The forensics company Elcomsoft released a presentation designed for American law enforcement recommending to avoid looking at iPhones with Face ID.
The company said if they’re scanned too many times (five) they risk being locked out much like Apple's Craig Federighi was during the iPhone X launch event. They'd then have to enter a password that they likely can't obtain under the US Constitution's Fifth Amendment, which protects suspects from having to provide self-incriminating testimony.
There are ways around this system, whether or not they're ethically sound—the FBI recently forced a suspect to unlock his iPhone X using Face ID. Some warrants can explicitly offer permission to use face unlocking. Many investigators won't know about the alternatives, though, and there won't always be an option to use the accused person's face. There's no guarantee other countries will allow forced face recognition, either.
The police, meanwhile, are recommended not only to avoid looking at suspects’ iPhones, but also not to touch the Home key, as this can block the device that could otherwise prove useful for an investigation.
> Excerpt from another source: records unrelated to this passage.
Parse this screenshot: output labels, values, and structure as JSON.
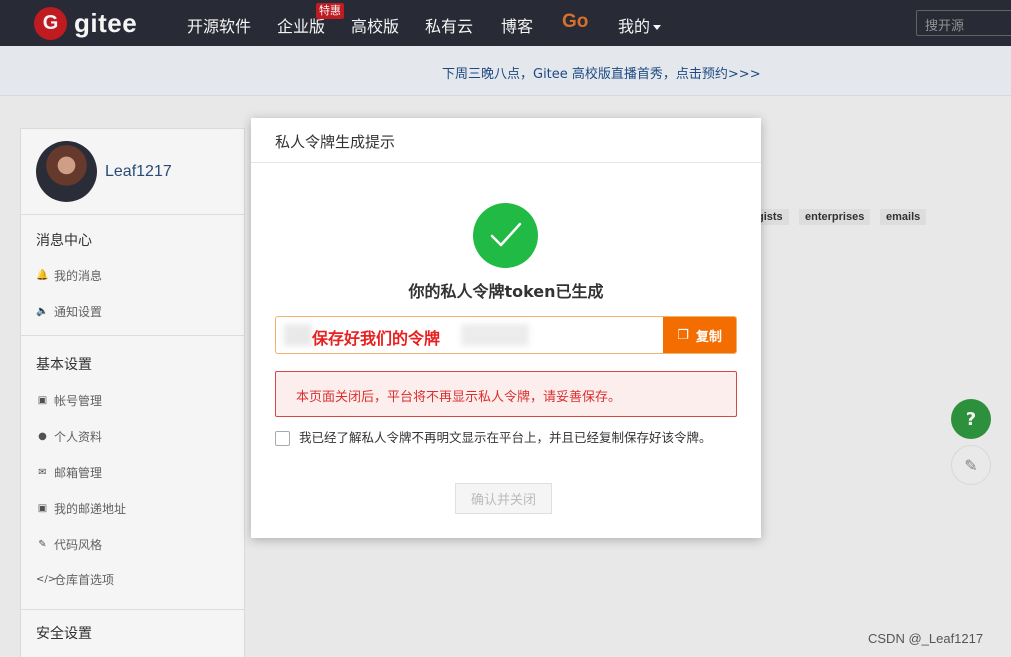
{
  "header": {
    "logo_text": "gitee",
    "nav": [
      {
        "label": "开源软件"
      },
      {
        "label": "企业版"
      },
      {
        "label": "高校版"
      },
      {
        "label": "私有云"
      },
      {
        "label": "博客"
      },
      {
        "label": "Go"
      },
      {
        "label": "我的"
      }
    ],
    "hot_badge": "特惠",
    "search_placeholder": "搜开源"
  },
  "announcement": {
    "text": "下周三晚八点，Gitee 高校版直播首秀，点击预约>>>"
  },
  "sidebar": {
    "username": "Leaf1217",
    "sections": [
      {
        "title": "消息中心",
        "items": [
          {
            "label": "我的消息",
            "icon": "bell-icon"
          },
          {
            "label": "通知设置",
            "icon": "speaker-icon"
          }
        ]
      },
      {
        "title": "基本设置",
        "items": [
          {
            "label": "帐号管理",
            "icon": "id-card-icon"
          },
          {
            "label": "个人资料",
            "icon": "user-icon"
          },
          {
            "label": "邮箱管理",
            "icon": "mail-icon"
          },
          {
            "label": "我的邮递地址",
            "icon": "address-card-icon"
          },
          {
            "label": "代码风格",
            "icon": "brush-icon"
          },
          {
            "label": "仓库首选项",
            "icon": "code-icon"
          }
        ]
      },
      {
        "title": "安全设置",
        "items": []
      }
    ]
  },
  "background_tags": [
    "gists",
    "enterprises",
    "emails"
  ],
  "modal": {
    "title": "私人令牌生成提示",
    "success_message": "你的私人令牌token已生成",
    "token_text": "保存好我们的令牌",
    "copy_label": "复制",
    "warning": "本页面关闭后，平台将不再显示私人令牌，请妥善保存。",
    "agree_text": "我已经了解私人令牌不再明文显示在平台上，并且已经复制保存好该令牌。",
    "confirm_label": "确认并关闭"
  },
  "floating": {
    "help_label": "?"
  },
  "watermark": "CSDN @_Leaf1217",
  "colors": {
    "navbar": "#2a2c38",
    "brand": "#c71d23",
    "success": "#21ba45",
    "copy": "#f36d00",
    "warning_text": "#d9302e"
  }
}
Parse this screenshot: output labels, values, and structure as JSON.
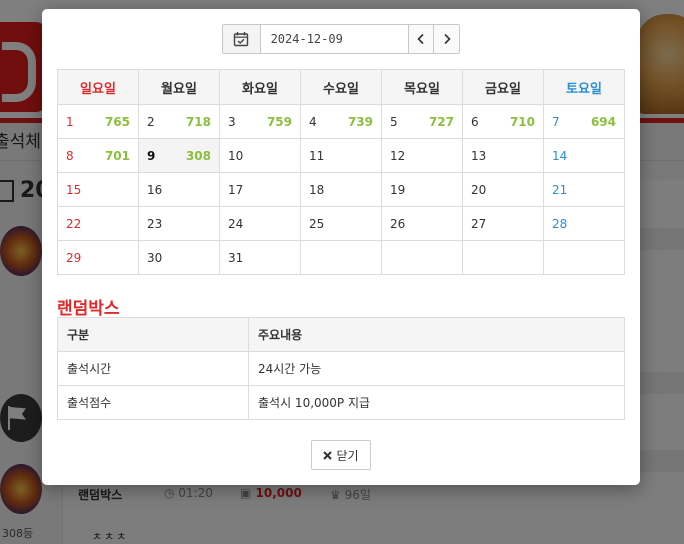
{
  "background": {
    "tab_text": "출석체",
    "year_text": "20",
    "rank_text": "308등",
    "entry": {
      "name": "랜덤박스",
      "time": "01:20",
      "points": "10,000",
      "days": "96일",
      "note": "ㅊㅊㅊ"
    }
  },
  "modal": {
    "datebar": {
      "date_value": "2024-12-09",
      "calendar_icon": "calendar-check-icon",
      "prev_icon": "chevron-left-icon",
      "next_icon": "chevron-right-icon"
    },
    "calendar": {
      "weekdays": [
        "일요일",
        "월요일",
        "화요일",
        "수요일",
        "목요일",
        "금요일",
        "토요일"
      ],
      "weeks": [
        [
          {
            "day": "1",
            "count": "765"
          },
          {
            "day": "2",
            "count": "718"
          },
          {
            "day": "3",
            "count": "759"
          },
          {
            "day": "4",
            "count": "739"
          },
          {
            "day": "5",
            "count": "727"
          },
          {
            "day": "6",
            "count": "710"
          },
          {
            "day": "7",
            "count": "694"
          }
        ],
        [
          {
            "day": "8",
            "count": "701"
          },
          {
            "day": "9",
            "count": "308"
          },
          {
            "day": "10",
            "count": ""
          },
          {
            "day": "11",
            "count": ""
          },
          {
            "day": "12",
            "count": ""
          },
          {
            "day": "13",
            "count": ""
          },
          {
            "day": "14",
            "count": ""
          }
        ],
        [
          {
            "day": "15",
            "count": ""
          },
          {
            "day": "16",
            "count": ""
          },
          {
            "day": "17",
            "count": ""
          },
          {
            "day": "18",
            "count": ""
          },
          {
            "day": "19",
            "count": ""
          },
          {
            "day": "20",
            "count": ""
          },
          {
            "day": "21",
            "count": ""
          }
        ],
        [
          {
            "day": "22",
            "count": ""
          },
          {
            "day": "23",
            "count": ""
          },
          {
            "day": "24",
            "count": ""
          },
          {
            "day": "25",
            "count": ""
          },
          {
            "day": "26",
            "count": ""
          },
          {
            "day": "27",
            "count": ""
          },
          {
            "day": "28",
            "count": ""
          }
        ],
        [
          {
            "day": "29",
            "count": ""
          },
          {
            "day": "30",
            "count": ""
          },
          {
            "day": "31",
            "count": ""
          },
          {
            "day": "",
            "count": ""
          },
          {
            "day": "",
            "count": ""
          },
          {
            "day": "",
            "count": ""
          },
          {
            "day": "",
            "count": ""
          }
        ]
      ],
      "today": "9",
      "colors": {
        "sunday": "#e02b2b",
        "saturday": "#2a8fd0",
        "count": "#8bbf3c"
      }
    },
    "section_title": "랜덤박스",
    "info_table": {
      "headers": [
        "구분",
        "주요내용"
      ],
      "rows": [
        [
          "출석시간",
          "24시간 가능"
        ],
        [
          "출석점수",
          "출석시 10,000P 지급"
        ]
      ]
    },
    "close_button": {
      "label": "닫기",
      "icon": "close-x-icon"
    }
  }
}
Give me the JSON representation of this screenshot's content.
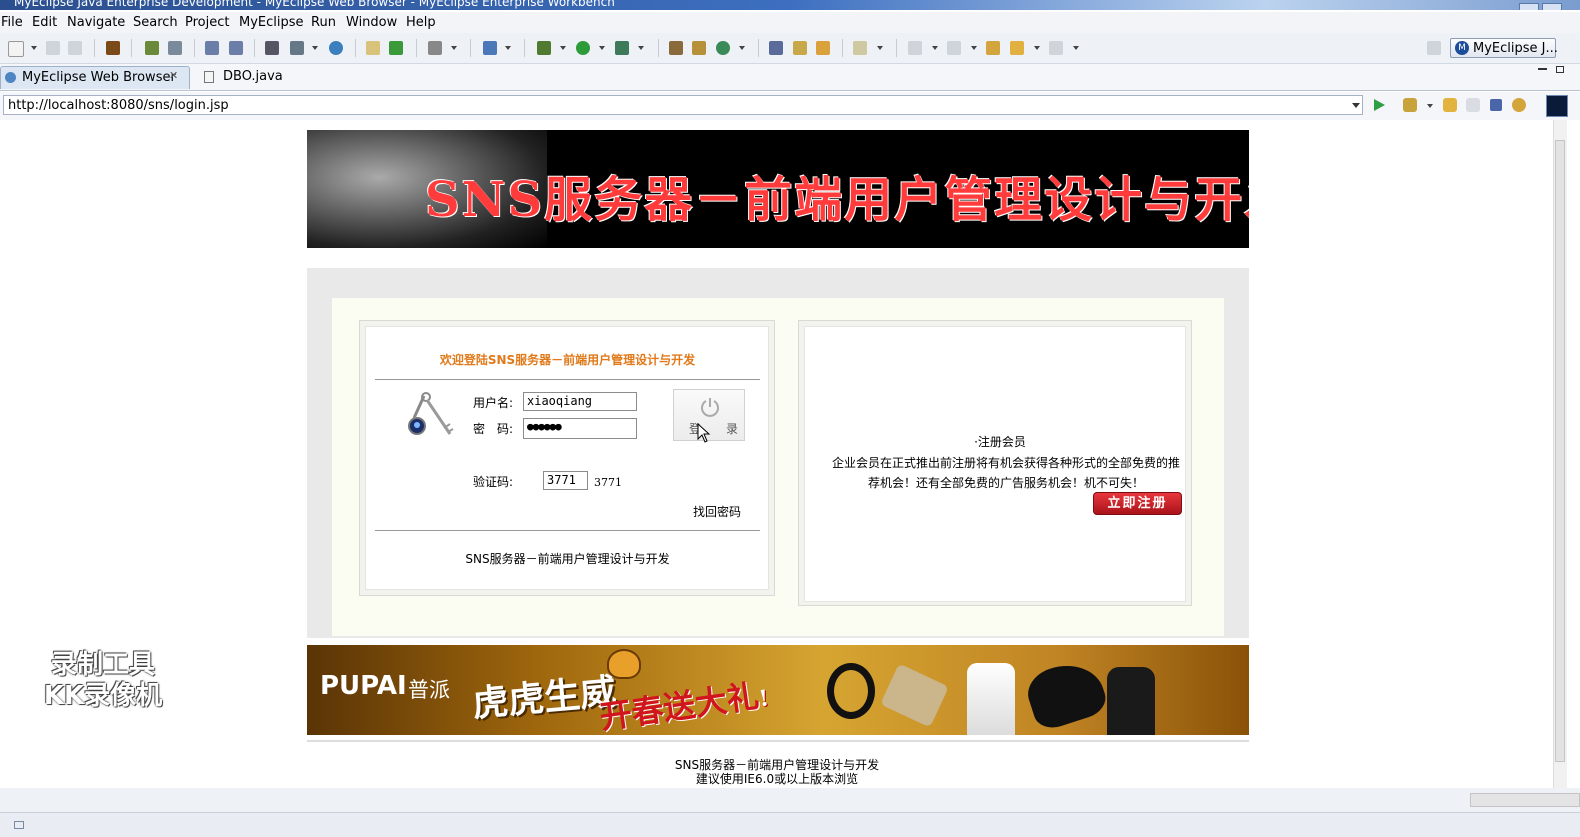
{
  "window": {
    "title": "MyEclipse Java Enterprise Development - MyEclipse Web Browser - MyEclipse Enterprise Workbench"
  },
  "menu": [
    "File",
    "Edit",
    "Navigate",
    "Search",
    "Project",
    "MyEclipse",
    "Run",
    "Window",
    "Help"
  ],
  "perspective": {
    "label": "MyEclipse J..."
  },
  "tabs": [
    {
      "label": "MyEclipse Web Browser",
      "icon": "globe-icon",
      "active": true
    },
    {
      "label": "DBO.java",
      "icon": "java-file-icon",
      "active": false
    }
  ],
  "browser": {
    "url": "http://localhost:8080/sns/login.jsp"
  },
  "page": {
    "banner_title": "SNS服务器－前端用户管理设计与开发",
    "login": {
      "welcome": "欢迎登陆SNS服务器－前端用户管理设计与开发",
      "username_label": "用户名:",
      "username_value": "xiaoqiang",
      "password_label": "密　码:",
      "password_value": "●●●●●●",
      "captcha_label": "验证码:",
      "captcha_value": "3771",
      "captcha_image_text": "3771",
      "login_button_left": "登",
      "login_button_right": "录",
      "forgot_password": "找回密码",
      "footer": "SNS服务器－前端用户管理设计与开发"
    },
    "register": {
      "heading": "·注册会员",
      "description": "企业会员在正式推出前注册将有机会获得各种形式的全部免费的推荐机会！还有全部免费的广告服务机会！机不可失！",
      "button": "立即注册"
    },
    "ad": {
      "brand": "PUPAI",
      "brand_cn": "普派",
      "slogan1": "虎虎生威",
      "slogan2": "开春送大礼",
      "slogan2_mark": "!"
    },
    "footer": {
      "line1": "SNS服务器－前端用户管理设计与开发",
      "line2": "建议使用IE6.0或以上版本浏览"
    }
  },
  "watermark": {
    "line1": "录制工具",
    "line2": "KK录像机"
  },
  "colors": {
    "accent_orange": "#e07a1b",
    "register_red": "#c0202a",
    "banner_red": "#ff3b3b"
  }
}
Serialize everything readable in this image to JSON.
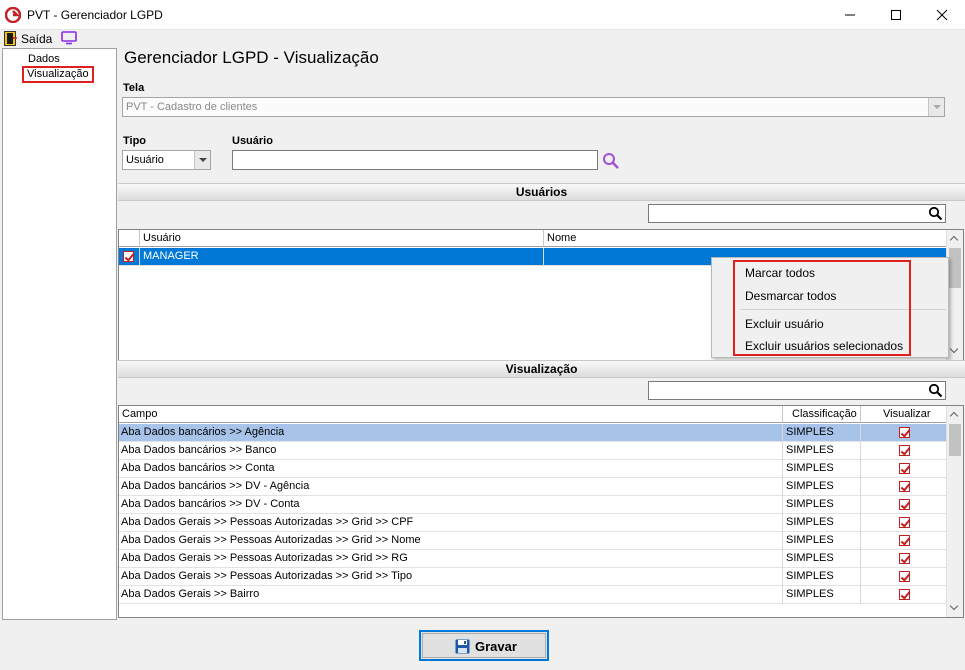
{
  "window": {
    "title": "PVT - Gerenciador LGPD"
  },
  "menu": {
    "exit_label": "Saída"
  },
  "sidebar": {
    "items": [
      {
        "label": "Dados"
      },
      {
        "label": "Visualização"
      }
    ]
  },
  "main": {
    "page_title": "Gerenciador LGPD - Visualização",
    "tela_label": "Tela",
    "tela_value": "PVT - Cadastro de clientes",
    "tipo_label": "Tipo",
    "tipo_value": "Usuário",
    "usuario_label": "Usuário",
    "usuario_value": ""
  },
  "usuarios_section": {
    "title": "Usuários",
    "columns": [
      "Usuário",
      "Nome"
    ],
    "rows": [
      {
        "usuario": "MANAGER",
        "nome": "",
        "checked": true
      }
    ]
  },
  "context_menu": {
    "items": [
      "Marcar todos",
      "Desmarcar todos",
      "Excluir usuário",
      "Excluir usuários selecionados"
    ]
  },
  "visualizacao_section": {
    "title": "Visualização",
    "columns": [
      "Campo",
      "Classificação",
      "Visualizar"
    ],
    "rows": [
      {
        "campo": "Aba Dados bancários >> Agência",
        "classificacao": "SIMPLES",
        "visualizar": true
      },
      {
        "campo": "Aba Dados bancários >> Banco",
        "classificacao": "SIMPLES",
        "visualizar": true
      },
      {
        "campo": "Aba Dados bancários >> Conta",
        "classificacao": "SIMPLES",
        "visualizar": true
      },
      {
        "campo": "Aba Dados bancários >> DV - Agência",
        "classificacao": "SIMPLES",
        "visualizar": true
      },
      {
        "campo": "Aba Dados bancários >> DV - Conta",
        "classificacao": "SIMPLES",
        "visualizar": true
      },
      {
        "campo": "Aba Dados Gerais >>  Pessoas Autorizadas >> Grid >> CPF",
        "classificacao": "SIMPLES",
        "visualizar": true
      },
      {
        "campo": "Aba Dados Gerais >>  Pessoas Autorizadas >> Grid >> Nome",
        "classificacao": "SIMPLES",
        "visualizar": true
      },
      {
        "campo": "Aba Dados Gerais >>  Pessoas Autorizadas >> Grid >> RG",
        "classificacao": "SIMPLES",
        "visualizar": true
      },
      {
        "campo": "Aba Dados Gerais >>  Pessoas Autorizadas >> Grid >> Tipo",
        "classificacao": "SIMPLES",
        "visualizar": true
      },
      {
        "campo": "Aba Dados Gerais >> Bairro",
        "classificacao": "SIMPLES",
        "visualizar": true
      }
    ]
  },
  "footer": {
    "save_label": "Gravar"
  },
  "colors": {
    "accent_red": "#e0201c",
    "selection_blue": "#0078d7",
    "selection_light": "#a7c3ea",
    "check_red": "#c02020"
  }
}
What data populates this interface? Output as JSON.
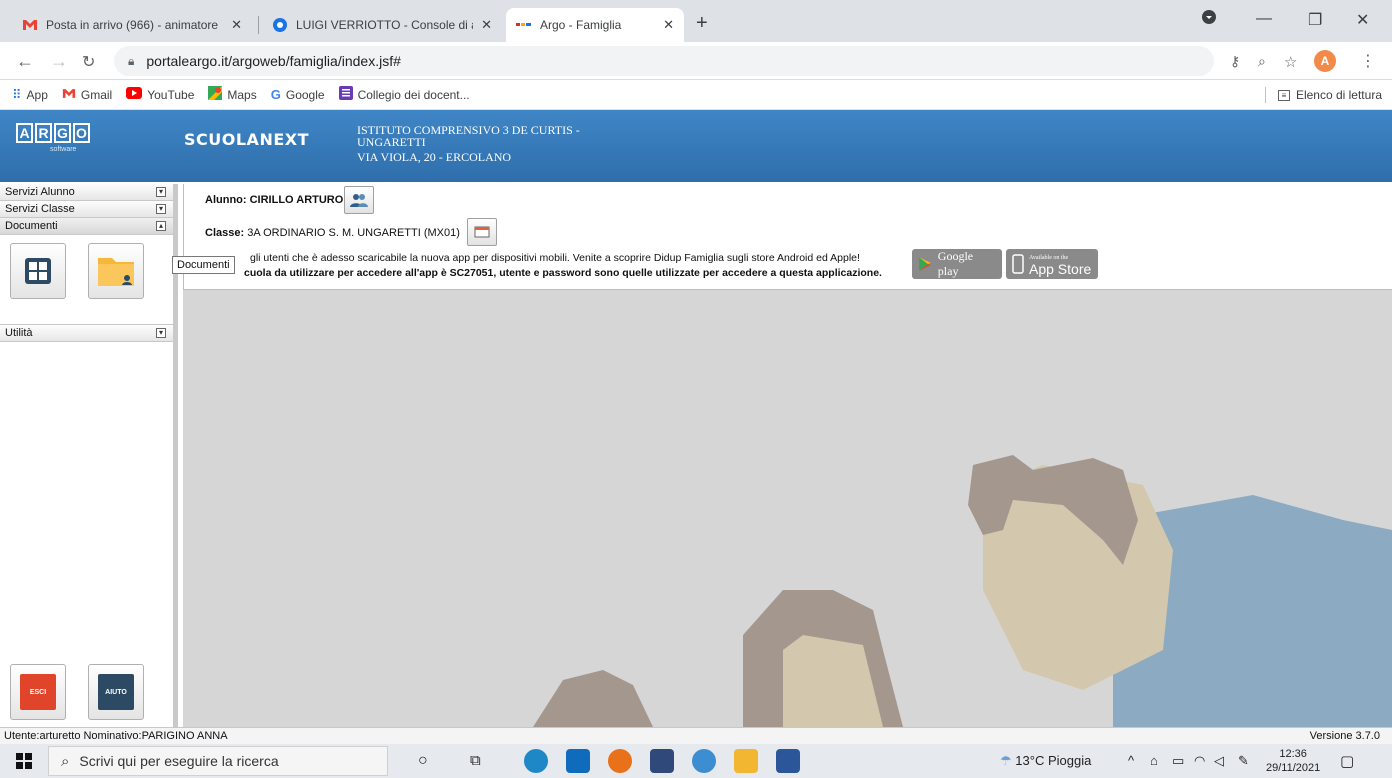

The presentation also underscores the challenge face recognition poses for investigators, especially when there's no fingerprint fallback as with newer iPhones. Where it's easy to avoid accidentally triggering a fingerprint reader, you can inadvertently set off a system like Face ID just by raising or tapping the screen. Like it or not, officers will have to be much more delicate when they want access to recent handsets — especially when they aren't guaranteed wired access.